The famous Benjamin Franklin said that without continual growth and progress, such words as improvement, achievement and success, have no meaning.
I want to add to that and say that Sustainable Improvement is the pathway to the future we want for all. It offers a framework to generate economic growth.
Improvements in general and sustainable improvements in particular are problematic areas and in Business, improvements come only from one (or any combination) of the following three aspects:
1. Technical improvements – such as new technology or automation.
2. Process improvements – covering aspects such as quick change-overs, modapts/work study, waste elimination and many more techniques.
3. Attitude improvements – such as motivational leadership and teamwork.
Finding the optimal combination of these three aspects lies at the heart of any improvement program. One can seldomly concentrate on only one (or even only two) of the three approaches.
The ODI programmes by design concentrate on the skills and mechanisms to implement process and attitude improvements and are some of the best in their class as confirmed over 20 years in many successful implementations.
The pillars of the 20 Keys Wheel acknowledge and emphasize these three legs of improvements:
Key 20 – Brings in Technological Improvements as a pillar key.
Key 1 – Cleaning and Organising is the platform from which most of the Process Improvement Keys (Key 4; 5; 6; 7; 8; etc) are to be launched.
Keys 2 and 3 – Goal Alignment and Small Group Activities are pillar keys to ensure a solid Attitude Improvement approach – at top management level through to the work floor level.

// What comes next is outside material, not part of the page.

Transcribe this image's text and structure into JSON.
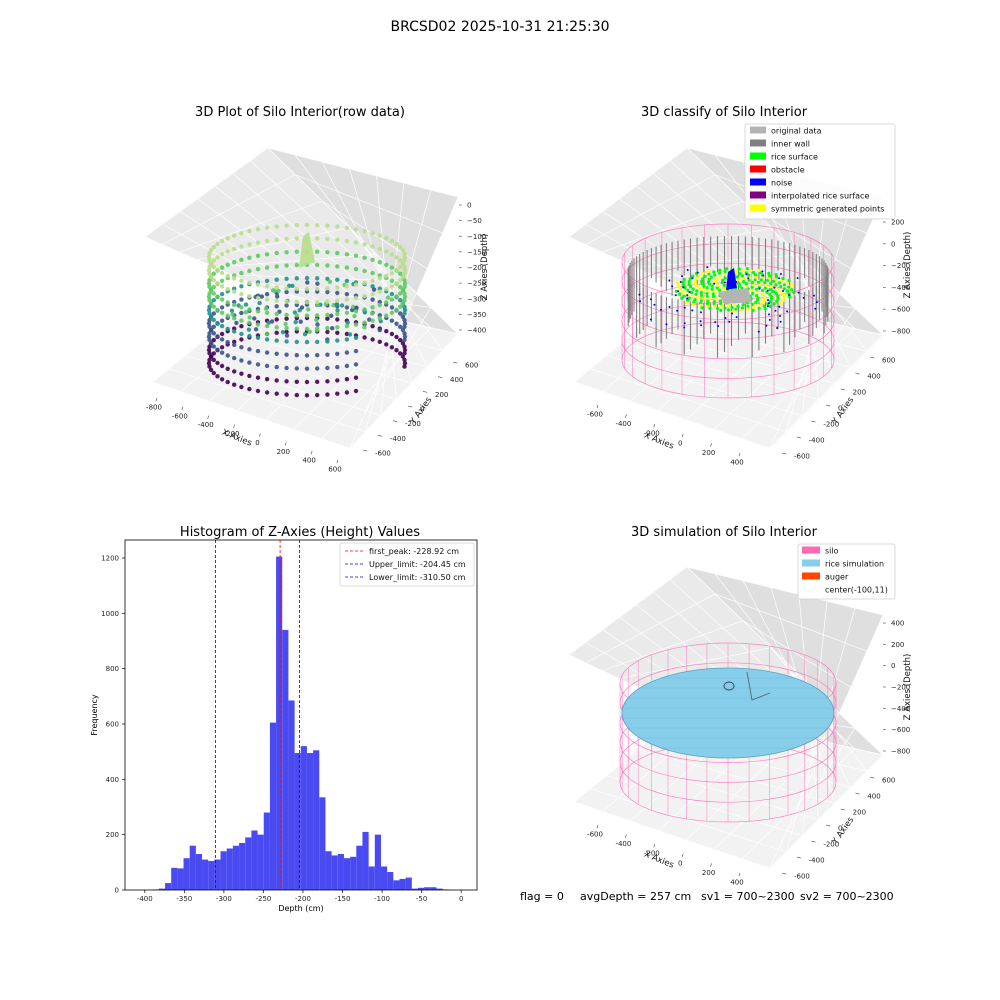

As we approach the era of the Fourth Industrial Revolution, businesses will have to focus more to implement all three improvement legs – perhaps simultaneously or staged in phases. Without bringing in the next level of Technical Improvements, even the best work done on Process and Attitude Improvements will be sub-
optimal. Management has a duty to ensure a synchronised approach on all three improvement legs for the next decade of sustainable operation.